L’hepatite C en déshabille : une épidémie silencieuse à combattre
Ce lundi 17 novembre, des dizaines de laboratoires dans les départements de l’Isère, la Haute-Savoie et la Savoie organisent des dépistages contre l’hépatite C, sans rendez-vous ni ordonnance. Voici tout ce qu’il faut savoir sur ce virus qui attaque le foie. Une mobilisation d’envergure contre l’hépatite C. Ce lundi 17 novembre, c’est la journée de dépistage de l’hépatite C dans l’arc alpin. Ainsi, en Isère, Haute-Savoie et Savoie, 141 laboratoires sur les trois départements ouvrent leurs portes pour un dépistage gratuit, sans rendez-vous, sans ordonnance et sans condition de droits de santé. Une journée de sensibilisation organisée par l’association Prométhée Alpes, qui lutte contre les hépatites virales.

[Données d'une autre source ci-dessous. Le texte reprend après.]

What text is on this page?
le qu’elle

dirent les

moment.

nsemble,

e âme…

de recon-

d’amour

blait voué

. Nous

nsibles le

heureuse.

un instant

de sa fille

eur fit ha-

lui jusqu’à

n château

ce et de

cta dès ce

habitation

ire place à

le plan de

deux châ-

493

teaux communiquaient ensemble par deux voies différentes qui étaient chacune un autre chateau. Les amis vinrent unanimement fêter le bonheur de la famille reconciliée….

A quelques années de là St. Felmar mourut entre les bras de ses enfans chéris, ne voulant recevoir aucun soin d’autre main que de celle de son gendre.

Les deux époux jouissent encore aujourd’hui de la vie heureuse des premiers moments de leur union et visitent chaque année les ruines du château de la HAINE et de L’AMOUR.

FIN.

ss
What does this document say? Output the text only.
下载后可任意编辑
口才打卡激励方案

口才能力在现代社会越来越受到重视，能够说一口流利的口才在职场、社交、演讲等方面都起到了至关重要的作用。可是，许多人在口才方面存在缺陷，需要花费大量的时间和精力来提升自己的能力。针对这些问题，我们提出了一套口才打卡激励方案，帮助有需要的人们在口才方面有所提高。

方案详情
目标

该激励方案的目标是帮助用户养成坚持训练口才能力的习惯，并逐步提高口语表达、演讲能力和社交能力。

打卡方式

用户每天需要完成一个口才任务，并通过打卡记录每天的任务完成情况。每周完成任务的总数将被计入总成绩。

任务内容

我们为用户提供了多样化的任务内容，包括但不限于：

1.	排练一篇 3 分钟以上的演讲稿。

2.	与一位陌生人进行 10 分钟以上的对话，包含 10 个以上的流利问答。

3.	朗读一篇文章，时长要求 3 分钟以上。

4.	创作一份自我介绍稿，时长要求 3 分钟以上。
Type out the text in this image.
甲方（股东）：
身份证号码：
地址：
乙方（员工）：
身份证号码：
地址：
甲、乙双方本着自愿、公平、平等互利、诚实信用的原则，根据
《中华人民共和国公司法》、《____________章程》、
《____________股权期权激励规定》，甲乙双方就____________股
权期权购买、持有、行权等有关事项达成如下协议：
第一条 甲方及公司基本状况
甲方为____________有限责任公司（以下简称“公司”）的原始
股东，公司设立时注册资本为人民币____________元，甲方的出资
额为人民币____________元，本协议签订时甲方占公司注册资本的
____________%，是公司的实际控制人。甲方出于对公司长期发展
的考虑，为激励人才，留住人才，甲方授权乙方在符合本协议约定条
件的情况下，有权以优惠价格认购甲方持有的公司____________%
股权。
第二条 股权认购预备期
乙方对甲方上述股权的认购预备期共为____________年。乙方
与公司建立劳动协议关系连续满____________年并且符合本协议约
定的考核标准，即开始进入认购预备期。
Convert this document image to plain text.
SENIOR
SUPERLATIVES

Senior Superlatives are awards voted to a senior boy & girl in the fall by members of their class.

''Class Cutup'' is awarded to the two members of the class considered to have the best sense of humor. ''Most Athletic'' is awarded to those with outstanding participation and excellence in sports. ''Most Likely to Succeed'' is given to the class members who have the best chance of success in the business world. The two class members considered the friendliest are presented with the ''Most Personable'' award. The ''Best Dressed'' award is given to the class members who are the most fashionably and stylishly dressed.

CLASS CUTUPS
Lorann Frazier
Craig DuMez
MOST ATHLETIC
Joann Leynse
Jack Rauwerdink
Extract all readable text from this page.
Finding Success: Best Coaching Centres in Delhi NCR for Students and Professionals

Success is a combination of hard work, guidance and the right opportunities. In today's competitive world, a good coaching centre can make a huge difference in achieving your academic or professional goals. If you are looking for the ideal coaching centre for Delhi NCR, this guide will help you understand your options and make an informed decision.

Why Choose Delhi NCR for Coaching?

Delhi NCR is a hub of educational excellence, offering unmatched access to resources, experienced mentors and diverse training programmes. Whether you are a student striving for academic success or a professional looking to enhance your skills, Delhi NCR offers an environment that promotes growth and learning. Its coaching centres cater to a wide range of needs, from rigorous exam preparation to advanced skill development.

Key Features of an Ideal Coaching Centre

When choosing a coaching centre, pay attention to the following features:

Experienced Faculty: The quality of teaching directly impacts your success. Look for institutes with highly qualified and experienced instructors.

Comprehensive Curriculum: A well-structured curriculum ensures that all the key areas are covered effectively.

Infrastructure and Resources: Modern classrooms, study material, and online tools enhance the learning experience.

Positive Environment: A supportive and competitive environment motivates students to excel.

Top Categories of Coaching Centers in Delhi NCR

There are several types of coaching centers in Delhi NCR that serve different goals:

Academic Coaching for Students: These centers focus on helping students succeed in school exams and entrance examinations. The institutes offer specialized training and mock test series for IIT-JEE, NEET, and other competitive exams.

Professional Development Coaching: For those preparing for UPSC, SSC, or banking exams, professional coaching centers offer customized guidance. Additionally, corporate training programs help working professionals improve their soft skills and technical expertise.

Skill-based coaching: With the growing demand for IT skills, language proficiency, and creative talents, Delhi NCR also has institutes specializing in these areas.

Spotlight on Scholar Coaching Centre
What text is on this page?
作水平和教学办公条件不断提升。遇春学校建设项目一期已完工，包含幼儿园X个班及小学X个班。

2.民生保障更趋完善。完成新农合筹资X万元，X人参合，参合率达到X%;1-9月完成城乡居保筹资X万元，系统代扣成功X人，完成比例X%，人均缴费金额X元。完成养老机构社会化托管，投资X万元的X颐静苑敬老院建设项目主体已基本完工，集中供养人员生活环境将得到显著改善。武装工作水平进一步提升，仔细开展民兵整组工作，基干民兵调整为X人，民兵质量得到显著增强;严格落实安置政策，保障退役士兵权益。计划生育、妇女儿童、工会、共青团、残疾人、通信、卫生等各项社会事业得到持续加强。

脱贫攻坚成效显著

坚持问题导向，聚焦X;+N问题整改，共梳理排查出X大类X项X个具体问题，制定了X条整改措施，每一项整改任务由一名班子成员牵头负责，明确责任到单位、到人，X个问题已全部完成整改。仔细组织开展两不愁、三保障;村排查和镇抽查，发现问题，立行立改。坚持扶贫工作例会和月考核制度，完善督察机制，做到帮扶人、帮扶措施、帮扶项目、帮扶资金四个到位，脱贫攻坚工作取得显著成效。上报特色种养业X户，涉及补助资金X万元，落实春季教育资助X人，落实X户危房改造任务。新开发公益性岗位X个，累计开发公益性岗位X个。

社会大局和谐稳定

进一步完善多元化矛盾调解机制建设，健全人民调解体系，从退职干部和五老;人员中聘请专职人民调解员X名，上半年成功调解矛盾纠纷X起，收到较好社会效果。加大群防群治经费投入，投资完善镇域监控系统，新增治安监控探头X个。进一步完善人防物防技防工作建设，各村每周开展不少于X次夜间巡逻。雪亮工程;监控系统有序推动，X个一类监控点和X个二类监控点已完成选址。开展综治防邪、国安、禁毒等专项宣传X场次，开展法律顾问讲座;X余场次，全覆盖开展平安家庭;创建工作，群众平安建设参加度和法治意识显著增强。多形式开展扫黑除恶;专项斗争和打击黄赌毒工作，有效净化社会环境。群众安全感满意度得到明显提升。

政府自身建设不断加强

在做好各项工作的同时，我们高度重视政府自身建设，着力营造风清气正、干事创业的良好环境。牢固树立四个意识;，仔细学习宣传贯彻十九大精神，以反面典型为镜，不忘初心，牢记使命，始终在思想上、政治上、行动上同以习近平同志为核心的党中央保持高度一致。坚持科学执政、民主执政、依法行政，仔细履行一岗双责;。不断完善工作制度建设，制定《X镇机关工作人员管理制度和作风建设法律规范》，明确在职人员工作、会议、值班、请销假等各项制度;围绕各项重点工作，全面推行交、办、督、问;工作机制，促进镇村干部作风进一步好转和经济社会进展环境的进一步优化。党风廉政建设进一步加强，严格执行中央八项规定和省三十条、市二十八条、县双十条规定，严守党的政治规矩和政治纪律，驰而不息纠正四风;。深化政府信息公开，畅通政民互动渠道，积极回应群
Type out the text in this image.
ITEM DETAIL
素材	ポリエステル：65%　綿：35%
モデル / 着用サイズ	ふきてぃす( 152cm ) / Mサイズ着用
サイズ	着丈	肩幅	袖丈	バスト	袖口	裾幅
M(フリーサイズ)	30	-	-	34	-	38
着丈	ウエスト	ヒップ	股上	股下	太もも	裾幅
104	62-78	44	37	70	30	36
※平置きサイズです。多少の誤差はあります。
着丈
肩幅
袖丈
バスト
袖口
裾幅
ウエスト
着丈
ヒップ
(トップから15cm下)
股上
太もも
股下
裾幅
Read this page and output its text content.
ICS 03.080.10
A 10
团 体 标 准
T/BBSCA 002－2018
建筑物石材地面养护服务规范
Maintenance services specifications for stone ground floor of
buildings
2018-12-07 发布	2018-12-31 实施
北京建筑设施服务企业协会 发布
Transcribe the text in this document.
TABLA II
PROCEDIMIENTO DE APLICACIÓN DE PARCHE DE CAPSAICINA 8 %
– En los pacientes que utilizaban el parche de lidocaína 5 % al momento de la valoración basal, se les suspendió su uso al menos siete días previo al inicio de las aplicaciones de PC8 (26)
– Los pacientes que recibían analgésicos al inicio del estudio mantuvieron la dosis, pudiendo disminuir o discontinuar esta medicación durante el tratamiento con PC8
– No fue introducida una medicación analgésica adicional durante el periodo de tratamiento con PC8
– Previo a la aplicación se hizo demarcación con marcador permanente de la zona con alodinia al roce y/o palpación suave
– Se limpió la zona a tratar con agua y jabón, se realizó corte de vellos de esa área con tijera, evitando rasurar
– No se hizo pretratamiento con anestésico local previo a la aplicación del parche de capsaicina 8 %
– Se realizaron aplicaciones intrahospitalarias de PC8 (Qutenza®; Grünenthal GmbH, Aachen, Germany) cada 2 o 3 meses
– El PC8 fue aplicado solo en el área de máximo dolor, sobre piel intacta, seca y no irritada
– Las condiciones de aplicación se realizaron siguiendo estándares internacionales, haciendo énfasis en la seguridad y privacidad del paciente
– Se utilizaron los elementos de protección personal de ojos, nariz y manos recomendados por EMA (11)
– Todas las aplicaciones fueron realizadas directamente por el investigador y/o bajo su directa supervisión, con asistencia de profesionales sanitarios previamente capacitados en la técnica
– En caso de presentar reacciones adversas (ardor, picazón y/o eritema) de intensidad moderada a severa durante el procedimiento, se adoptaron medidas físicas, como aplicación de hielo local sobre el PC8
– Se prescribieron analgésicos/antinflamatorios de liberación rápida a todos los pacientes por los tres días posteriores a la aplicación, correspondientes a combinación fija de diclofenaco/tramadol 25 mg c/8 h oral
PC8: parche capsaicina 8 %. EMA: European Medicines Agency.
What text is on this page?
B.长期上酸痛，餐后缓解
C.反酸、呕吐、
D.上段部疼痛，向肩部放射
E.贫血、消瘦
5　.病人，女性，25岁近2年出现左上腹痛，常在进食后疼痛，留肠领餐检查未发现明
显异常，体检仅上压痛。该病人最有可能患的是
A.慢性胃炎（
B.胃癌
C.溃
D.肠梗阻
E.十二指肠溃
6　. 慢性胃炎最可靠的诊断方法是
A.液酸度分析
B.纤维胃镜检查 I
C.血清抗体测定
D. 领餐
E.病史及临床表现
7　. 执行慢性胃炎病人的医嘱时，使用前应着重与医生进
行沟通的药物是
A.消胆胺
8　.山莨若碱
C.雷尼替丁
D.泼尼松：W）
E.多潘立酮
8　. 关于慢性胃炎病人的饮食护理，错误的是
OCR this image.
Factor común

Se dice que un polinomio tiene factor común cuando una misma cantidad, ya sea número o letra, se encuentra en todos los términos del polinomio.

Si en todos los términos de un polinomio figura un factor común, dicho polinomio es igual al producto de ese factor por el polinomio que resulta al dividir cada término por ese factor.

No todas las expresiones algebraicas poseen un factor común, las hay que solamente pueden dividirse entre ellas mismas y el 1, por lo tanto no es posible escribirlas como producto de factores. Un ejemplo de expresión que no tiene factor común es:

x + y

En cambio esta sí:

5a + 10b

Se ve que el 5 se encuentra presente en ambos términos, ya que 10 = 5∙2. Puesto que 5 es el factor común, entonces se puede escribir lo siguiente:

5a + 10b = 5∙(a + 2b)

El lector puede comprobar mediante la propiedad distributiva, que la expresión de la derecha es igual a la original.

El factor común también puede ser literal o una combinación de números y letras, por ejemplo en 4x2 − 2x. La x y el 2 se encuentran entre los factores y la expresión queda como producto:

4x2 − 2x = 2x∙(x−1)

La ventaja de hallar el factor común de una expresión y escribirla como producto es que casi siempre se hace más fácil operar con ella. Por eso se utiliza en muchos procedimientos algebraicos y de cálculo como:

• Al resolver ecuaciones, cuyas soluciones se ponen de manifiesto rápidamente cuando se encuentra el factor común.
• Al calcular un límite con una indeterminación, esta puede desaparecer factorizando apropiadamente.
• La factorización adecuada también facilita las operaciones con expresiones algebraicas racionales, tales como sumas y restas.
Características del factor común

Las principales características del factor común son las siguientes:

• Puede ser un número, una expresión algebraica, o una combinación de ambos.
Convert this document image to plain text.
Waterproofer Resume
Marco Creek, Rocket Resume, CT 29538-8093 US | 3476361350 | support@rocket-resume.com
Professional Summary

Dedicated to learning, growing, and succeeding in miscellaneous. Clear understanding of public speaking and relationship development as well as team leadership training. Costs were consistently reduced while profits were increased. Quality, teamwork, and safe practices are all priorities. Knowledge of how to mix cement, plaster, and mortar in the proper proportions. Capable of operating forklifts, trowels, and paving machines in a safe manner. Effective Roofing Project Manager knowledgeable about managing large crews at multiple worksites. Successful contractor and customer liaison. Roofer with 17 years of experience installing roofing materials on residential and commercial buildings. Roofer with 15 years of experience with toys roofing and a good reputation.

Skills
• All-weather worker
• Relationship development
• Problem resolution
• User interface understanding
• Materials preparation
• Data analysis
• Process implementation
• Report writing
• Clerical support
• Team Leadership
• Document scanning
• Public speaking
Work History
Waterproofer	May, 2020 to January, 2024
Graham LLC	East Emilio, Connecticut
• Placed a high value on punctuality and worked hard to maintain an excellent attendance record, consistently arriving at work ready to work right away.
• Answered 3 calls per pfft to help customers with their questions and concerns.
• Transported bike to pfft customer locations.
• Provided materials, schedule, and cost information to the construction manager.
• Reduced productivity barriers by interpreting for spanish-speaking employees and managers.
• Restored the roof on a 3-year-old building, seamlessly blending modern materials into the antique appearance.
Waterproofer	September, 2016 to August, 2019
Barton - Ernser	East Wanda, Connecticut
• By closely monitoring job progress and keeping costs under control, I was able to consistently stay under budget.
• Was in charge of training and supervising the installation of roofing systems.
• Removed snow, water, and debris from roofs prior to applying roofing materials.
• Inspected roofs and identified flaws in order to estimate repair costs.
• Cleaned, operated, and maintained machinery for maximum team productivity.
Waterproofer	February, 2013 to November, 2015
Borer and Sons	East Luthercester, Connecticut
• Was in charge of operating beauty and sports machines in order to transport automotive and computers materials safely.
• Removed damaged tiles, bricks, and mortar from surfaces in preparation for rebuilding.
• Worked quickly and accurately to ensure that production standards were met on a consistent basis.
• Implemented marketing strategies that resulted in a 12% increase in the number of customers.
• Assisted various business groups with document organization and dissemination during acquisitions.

L’hépatite C « est une maladie du foie », indique la docteure Marie-Noëlle Hilleret, présidente de l’association. « C’est un virus qui se loge dans le foie et les conséquences, ce sont la cirrhose potentiellement, et le cancer du foie ». L’hépatite C se transmet par le sang, « ce n’est pas une transmission sexuelle », précise Marie-Noëlle Hilleret. Il y a divers moyens de l’attraper : « Ça peut être un épisode d’usage de drogue dans sa vie, même si c’était il y a 30 ans. En particulier l’usage de drogue intranasale. Souvent, on dépiste des gens à la cinquantaine, la soixantaine, qui ont eu un usage très court de produits ». La transmission peut également avoir lieu lors de soins non sécurisés, notamment à l’étranger, « dans des systèmes de santé qui ne sont pas du tout comme le nôtre ».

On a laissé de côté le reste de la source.